Key Performance Indicators (KPIs) for Nonprofits
As a manager of a nonprofit, you are challenged with a diverse set of responsibilities that are critical to the success of your organization. Key Performance Indicators (KPIs) can be useful tools in your management toolbox. KPIs are quantifiable measures of how well you and the organization are performing critical activities.
Effective KPIs reflect the organization’s goals. They can be used to measure processes and activities that are important to serving your clients/members, manage your program effectiveness and organizational health as well as determine overall team morale. Monitoring KPIs on a monthly or quarterly basis can ensure that budget planning, staffing, financial planning, growth strategies, fundraising efforts, and organizational direction can be shifted, as needed, to meet the organization’s objectives.
KPIs can be broken into two distinct categories: Balance Sheet Indicators and Income Statement Indicators.
Balance Sheet Indicators
Current Ratio = Current Assets/Current Liabilities
Quick Ratio = ( Cash + Accounts Receivable)/Current Liabilities
The Current Ratio/Quick Ratio can be used to show an organization’s ability to pay current obligations. These ratios are useful indicators of cash flow in the near future.
Debt Ratio = Debt/Unrestricted Net Assets
The Debt Ratio indicates what proportion of debt an organization has relative to its assets. This measure shows how leveraged the organization is along with the potential risks the company faces in terms of its debt-load.
Solvency Ratio = (Net Profit + Depreciation)/Liabilities
The Solvency Ratio indicates how capable the organization is of meeting its financial obligations.
Income Statement Indicators
Savings Ratio = (Total Revenue – Total Expenses)/Total Expenses
The Savings Ratio reveals the rate of the nonprofit’s savings by measuring the relationship between total annual savings and total expenses. Although the Savings Ratio is an important component of longevity, high ratios may indicate excessive savings. This ratio should also be considered in combination with the liquidity indicators. If the nonprofit has low liquid funds, a higher Savings Ratio may be desirable.
Grants & Contributions Ratio = (Grants + Contributions)/Total Revenue
The Contributions and Grants ratio indicates the extent of the organization’s dependence on voluntary support by calculating the percentage of total revenue made up by contributions and grants. This ratio can also be used to calculate other sources of concentrations of revenues.
Operating Reliance Ratio = Unrestricted Program Revenues/Total Expenses
This ratio enables managers to gauge whether or not the nonprofit could pay all expenses from program revenues alone. A good outcome for this measure is one, and in some cases more than one, but most nonprofits must also rely on temporarily or permanently restricted revenues.
Program Efficiency = Program Services Expenses/Total Expenses
This information is significant to donors, board members, and managers because it quantifies how much the nonprofit is spending on its primary mission rather than administrative costs. How many cents of every dollar spent are dedicated to the nonprofit’s goals or programs? Ideally, this ratio would be equal to one, but such success is unrealistic for most business models.

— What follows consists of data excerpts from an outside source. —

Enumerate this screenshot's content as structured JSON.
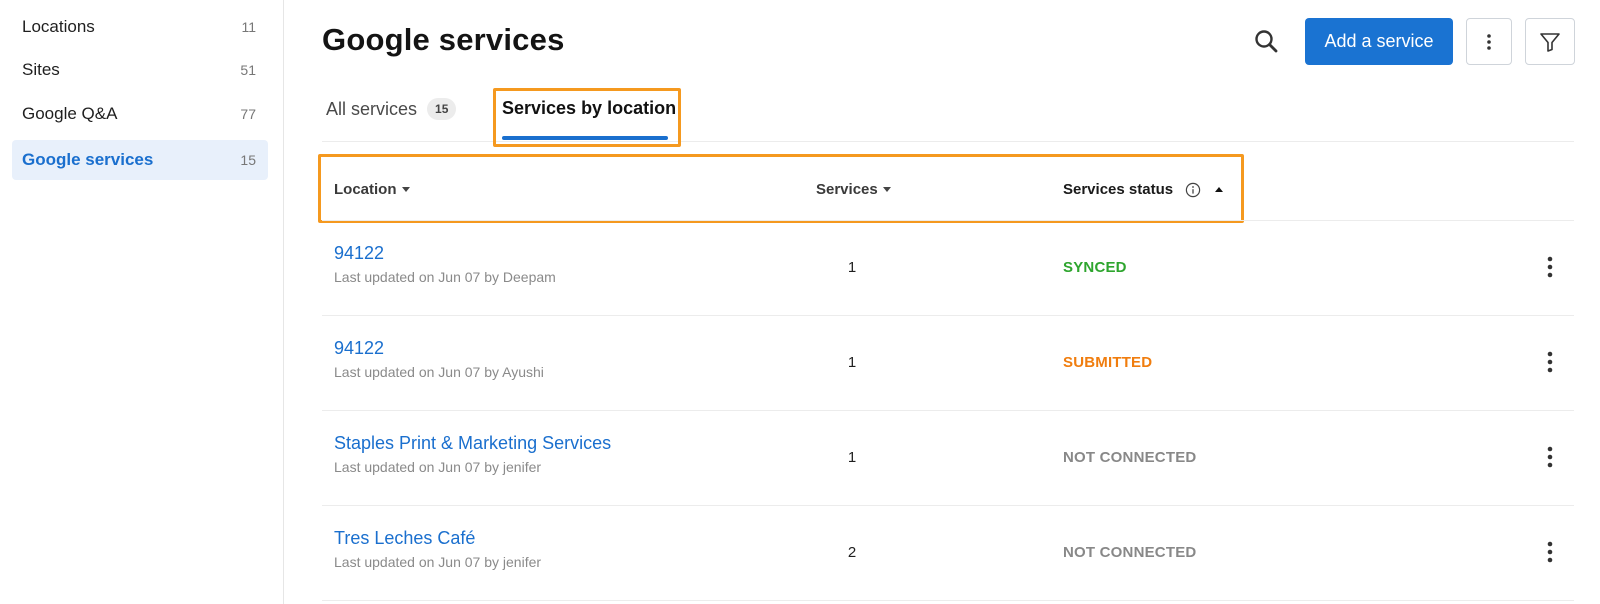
{
  "sidebar": {
    "items": [
      {
        "label": "Locations",
        "count": "11"
      },
      {
        "label": "Sites",
        "count": "51"
      },
      {
        "label": "Google Q&A",
        "count": "77"
      },
      {
        "label": "Google services",
        "count": "15",
        "active": true
      }
    ]
  },
  "header": {
    "title": "Google services",
    "search_icon": "search-icon",
    "add_label": "Add a service",
    "more_icon": "more-vertical-icon",
    "filter_icon": "filter-icon"
  },
  "tabs": [
    {
      "label": "All services",
      "count": "15"
    },
    {
      "label": "Services by location",
      "active": true
    }
  ],
  "table": {
    "columns": {
      "location": "Location",
      "services": "Services",
      "status": "Services status"
    },
    "sort": {
      "column": "status",
      "direction": "ascending"
    },
    "rows": [
      {
        "name": "94122",
        "updated": "Last updated on Jun 07 by Deepam",
        "services": "1",
        "status": "SYNCED",
        "status_color": "#2ea52e"
      },
      {
        "name": "94122",
        "updated": "Last updated on Jun 07 by Ayushi",
        "services": "1",
        "status": "SUBMITTED",
        "status_color": "#f07d0e"
      },
      {
        "name": "Staples Print & Marketing Services",
        "updated": "Last updated on Jun 07 by jenifer",
        "services": "1",
        "status": "NOT CONNECTED",
        "status_color": "#888888"
      },
      {
        "name": "Tres Leches Café",
        "updated": "Last updated on Jun 07 by jenifer",
        "services": "2",
        "status": "NOT CONNECTED",
        "status_color": "#888888"
      }
    ]
  },
  "colors": {
    "accent": "#1a73d2",
    "highlight": "#f5991f"
  }
}
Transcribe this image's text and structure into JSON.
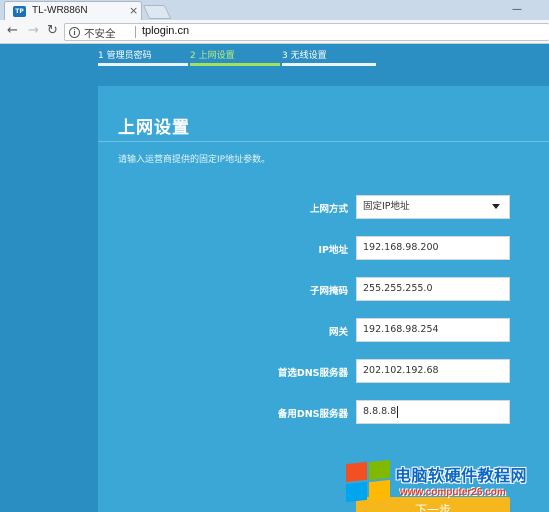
{
  "browser": {
    "tab_title": "TL-WR886N",
    "tab_favicon_text": "TP",
    "tab_close": "×",
    "minimize": "—",
    "security_label": "不安全",
    "url": "tplogin.cn",
    "icons": [
      "back-arrow-icon",
      "forward-arrow-icon",
      "reload-icon",
      "info-icon",
      "close-icon",
      "minimize-icon"
    ]
  },
  "steps": [
    {
      "label": "1 管理员密码",
      "active": false
    },
    {
      "label": "2 上网设置",
      "active": true
    },
    {
      "label": "3 无线设置",
      "active": false
    }
  ],
  "panel": {
    "title": "上网设置",
    "description": "请输入运营商提供的固定IP地址参数。"
  },
  "form": {
    "connection_type": {
      "label": "上网方式",
      "value": "固定IP地址"
    },
    "ip_address": {
      "label": "IP地址",
      "value": "192.168.98.200"
    },
    "subnet_mask": {
      "label": "子网掩码",
      "value": "255.255.255.0"
    },
    "gateway": {
      "label": "网关",
      "value": "192.168.98.254"
    },
    "primary_dns": {
      "label": "首选DNS服务器",
      "value": "202.102.192.68"
    },
    "secondary_dns": {
      "label": "备用DNS服务器",
      "value": "8.8.8.8"
    }
  },
  "next_button": {
    "label": "下一步"
  },
  "watermark": {
    "title": "电脑软硬件教程网",
    "url": "www.computer26.com"
  },
  "colors": {
    "page_bg": "#2c8fc3",
    "panel_bg": "#3aa7d6",
    "active_step": "#a5e05a",
    "button": "#f5b71c"
  }
}
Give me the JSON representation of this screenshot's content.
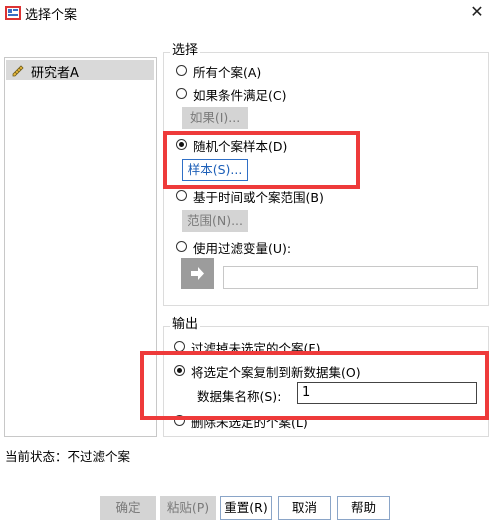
{
  "window": {
    "title": "选择个案",
    "close_glyph": "✕"
  },
  "variables": [
    {
      "label": "研究者A",
      "icon": "pencil-ruler-icon"
    }
  ],
  "select_group": {
    "legend": "选择",
    "all_cases": "所有个案(A)",
    "if_condition": "如果条件满足(C)",
    "if_button": "如果(I)...",
    "random_sample": "随机个案样本(D)",
    "sample_button": "样本(S)...",
    "time_range": "基于时间或个案范围(B)",
    "range_button": "范围(N)...",
    "filter_var": "使用过滤变量(U):",
    "selected": "random_sample"
  },
  "output_group": {
    "legend": "输出",
    "filter_out": "过滤掉未选定的个案(F)",
    "copy_new": "将选定个案复制到新数据集(O)",
    "dataset_name_label": "数据集名称(S):",
    "dataset_name_value": "1",
    "delete_unselected": "删除未选定的个案(L)",
    "selected": "copy_new"
  },
  "status": {
    "text": "当前状态：不过滤个案"
  },
  "buttons": {
    "ok": "确定",
    "paste": "粘贴(P)",
    "reset": "重置(R)",
    "cancel": "取消",
    "help": "帮助"
  },
  "colors": {
    "highlight_box": "#ee3a3a",
    "accent": "#2f6fc6"
  }
}
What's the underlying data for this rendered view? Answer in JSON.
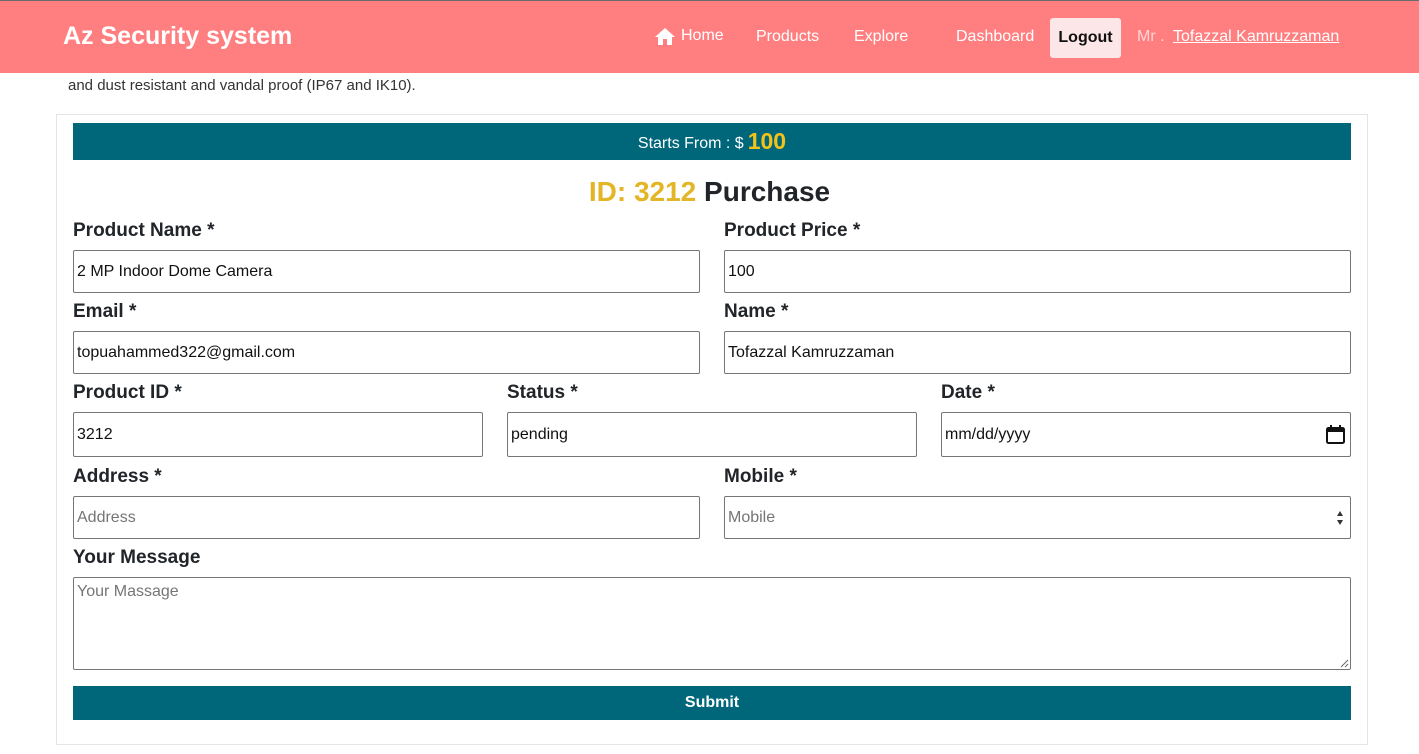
{
  "nav": {
    "brand": "Az Security system",
    "links": [
      "Home",
      "Products",
      "Explore",
      "Dashboard"
    ],
    "logout": "Logout",
    "user_prefix": "Mr .",
    "user_name": "Tofazzal Kamruzzaman",
    "background_color": "#ff7f80"
  },
  "description_tail": "and dust resistant and vandal proof (IP67 and IK10).",
  "price_bar": {
    "label": "Starts From : $",
    "amount": "100",
    "color": "#00677a"
  },
  "purchase_title": {
    "id_part": "ID: 3212",
    "word": "Purchase"
  },
  "form": {
    "product_name": {
      "label": "Product Name *",
      "value": "2 MP  Indoor Dome Camera"
    },
    "product_price": {
      "label": "Product Price *",
      "value": "100"
    },
    "email": {
      "label": "Email *",
      "value": "topuahammed322@gmail.com"
    },
    "name": {
      "label": "Name *",
      "value": "Tofazzal Kamruzzaman"
    },
    "product_id": {
      "label": "Product ID *",
      "value": "3212"
    },
    "status": {
      "label": "Status *",
      "value": "pending"
    },
    "date": {
      "label": "Date *",
      "placeholder": "mm/dd/yyyy"
    },
    "address": {
      "label": "Address *",
      "placeholder": "Address"
    },
    "mobile": {
      "label": "Mobile *",
      "placeholder": "Mobile"
    },
    "message": {
      "label": "Your Message",
      "placeholder": "Your Massage"
    },
    "submit": "Submit"
  }
}
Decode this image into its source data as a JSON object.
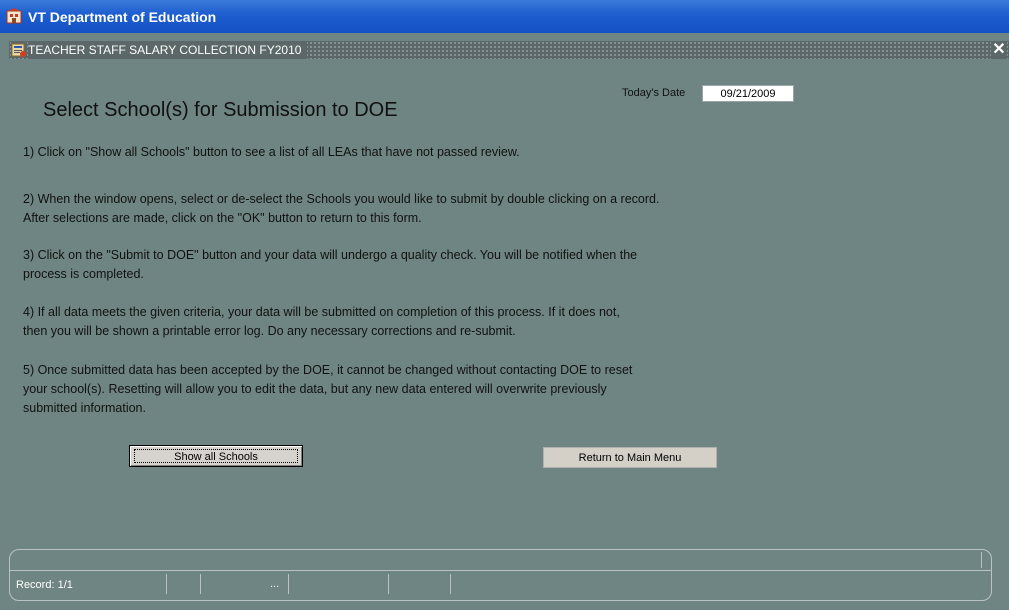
{
  "app": {
    "title": "VT Department of Education",
    "icon": "doe-app-icon"
  },
  "form": {
    "title": "TEACHER STAFF SALARY COLLECTION FY2010",
    "close_icon": "close-icon"
  },
  "page_title": "Select School(s) for Submission to DOE",
  "todays_date": {
    "label": "Today's Date",
    "value": "09/21/2009"
  },
  "instructions": [
    {
      "lines": [
        "1)  Click on \"Show all Schools\" button to see a list of all LEAs that have not passed review."
      ]
    },
    {
      "lines": [
        "2) When the window opens, select or de-select the Schools you would like to submit by double clicking on a record.",
        "    After selections are made, click on the \"OK\" button to return to this form."
      ]
    },
    {
      "lines": [
        "3) Click on the \"Submit to DOE\"  button and your data will undergo a quality check.   You will be notified when the",
        "    process is completed."
      ]
    },
    {
      "lines": [
        "4) If all data meets the given criteria, your data will be submitted on completion of this process.  If it  does not,",
        "    then you will be shown a printable error log.  Do any necessary corrections and re-submit."
      ]
    },
    {
      "lines": [
        "5) Once submitted data has been accepted by the DOE, it cannot be changed without contacting DOE to reset",
        "    your school(s).  Resetting will allow you to edit the data, but any new data entered will overwrite previously",
        "    submitted information."
      ]
    }
  ],
  "buttons": {
    "show_all_schools": "Show all Schools",
    "return_main_menu": "Return to Main Menu"
  },
  "status": {
    "record": "Record: 1/1",
    "ellipsis": "..."
  },
  "colors": {
    "background": "#6f8584",
    "titlebar": "#1f5fd0",
    "form_titlebar": "#5b6768"
  }
}
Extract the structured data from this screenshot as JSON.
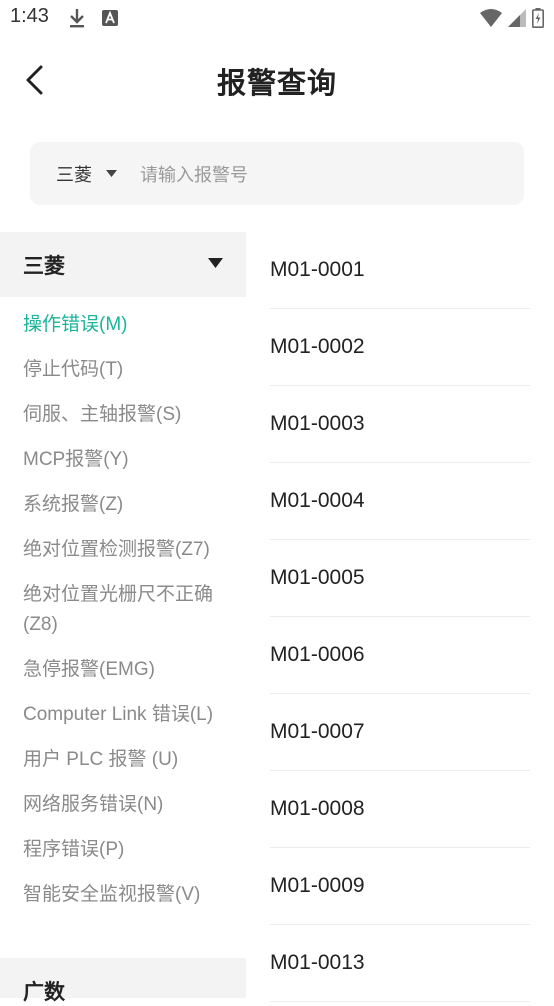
{
  "status_bar": {
    "time": "1:43",
    "icons": [
      "download-icon",
      "a-badge-icon",
      "wifi-icon",
      "signal-icon",
      "battery-charging-icon"
    ]
  },
  "header": {
    "title": "报警查询",
    "back_icon": "chevron-left-icon"
  },
  "search": {
    "brand": "三菱",
    "placeholder": "请输入报警号",
    "value": ""
  },
  "brand_panel": {
    "title": "三菱",
    "categories": [
      {
        "label": "操作错误(M)",
        "active": true
      },
      {
        "label": "停止代码(T)"
      },
      {
        "label": "伺服、主轴报警(S)"
      },
      {
        "label": "MCP报警(Y)"
      },
      {
        "label": "系统报警(Z)"
      },
      {
        "label": "绝对位置检测报警(Z7)"
      },
      {
        "label": "绝对位置光栅尺不正确(Z8)"
      },
      {
        "label": "急停报警(EMG)"
      },
      {
        "label": "Computer Link 错误(L)"
      },
      {
        "label": "用户 PLC 报警 (U)"
      },
      {
        "label": "网络服务错误(N)"
      },
      {
        "label": "程序错误(P)"
      },
      {
        "label": "智能安全监视报警(V)"
      }
    ],
    "next_brand": "广数"
  },
  "codes": [
    "M01-0001",
    "M01-0002",
    "M01-0003",
    "M01-0004",
    "M01-0005",
    "M01-0006",
    "M01-0007",
    "M01-0008",
    "M01-0009",
    "M01-0013"
  ],
  "colors": {
    "accent": "#1ab59a",
    "muted_text": "#8a8a8a",
    "panel_bg": "#f3f3f3",
    "search_bg": "#f5f5f5"
  }
}
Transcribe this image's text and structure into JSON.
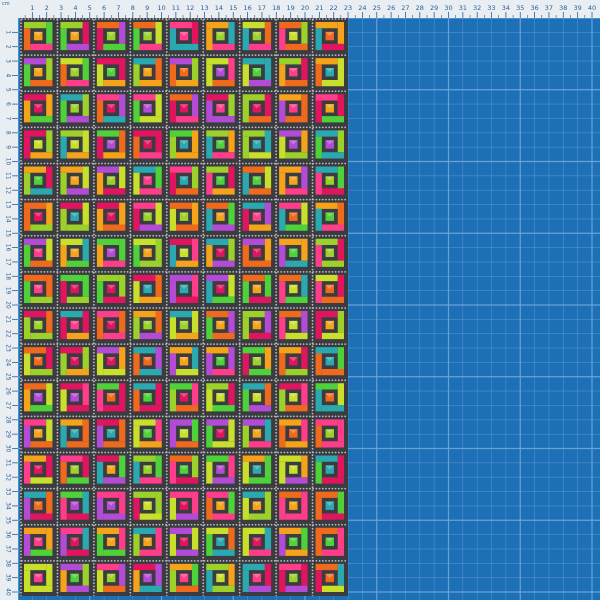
{
  "image": {
    "subject": "rhinestone-mosaic-sheet-on-cutting-mat",
    "ruler": {
      "unit_label": "cm",
      "top_ticks": [
        "1",
        "2",
        "3",
        "4",
        "5",
        "6",
        "7",
        "8",
        "9",
        "10",
        "11",
        "12",
        "13",
        "14",
        "15",
        "16",
        "17",
        "18",
        "19",
        "20",
        "21",
        "22",
        "23",
        "24",
        "25",
        "26",
        "27",
        "28",
        "29",
        "30",
        "31",
        "32",
        "33",
        "34",
        "35",
        "36",
        "37",
        "38",
        "39",
        "40"
      ],
      "left_ticks": [
        "1",
        "2",
        "3",
        "4",
        "5",
        "6",
        "7",
        "8",
        "9",
        "10",
        "11",
        "12",
        "13",
        "14",
        "15",
        "16",
        "17",
        "18",
        "19",
        "20",
        "21",
        "22",
        "23",
        "24",
        "25",
        "26",
        "27",
        "28",
        "29",
        "30",
        "31",
        "32",
        "33",
        "34",
        "35",
        "36",
        "37",
        "38",
        "39",
        "40"
      ]
    },
    "mosaic": {
      "columns": 9,
      "rows": 16,
      "palette": [
        "#e0145f",
        "#ff3d8a",
        "#f06a1e",
        "#f5a31a",
        "#9bd12a",
        "#4fd13a",
        "#c8e02b",
        "#b44bd6",
        "#2aa9b0"
      ]
    },
    "colors": {
      "mat": "#1d6fb6",
      "mat_grid": "#6fa8dc",
      "ruler_bg": "#e9eef3",
      "ruler_text": "#2c5f8f",
      "mesh": "#3a3c40"
    }
  }
}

Fundraising Efficiency Ratio = Unrestricted Contributions/Unrestricted Fundraising Expenses
An important takeaway from this ratio is how many dollars the nonprofit can collect for every one dollar of fundraising expense—how efficient is the organization at raising money. The higher the ratio, the more efficient the fundraising efforts. You can also calculate this ratio for specific special events.
Each of the KPIs above gives you quantifiable measures to help align the spending and budgeting with the organization’s mission. This financial information can be presented to grantors, lenders, contributors, other management and the public to show how the finances are being used to meet critical success factors of the nonprofit.
Graphs can be an excellent way to present this information. Some graph examples include; a pie chart analysis of year over year changes of asset allocation or revenue sources and a bar graph showing year over year comparison of current asset changes or expenses by functional category.
Is your organization utilizing Key Performance Indicators? Here are two simple questions to get you started:
What are the critical activities of our organization?
What KPIs do we (or could we) measure to help us keep on top of these?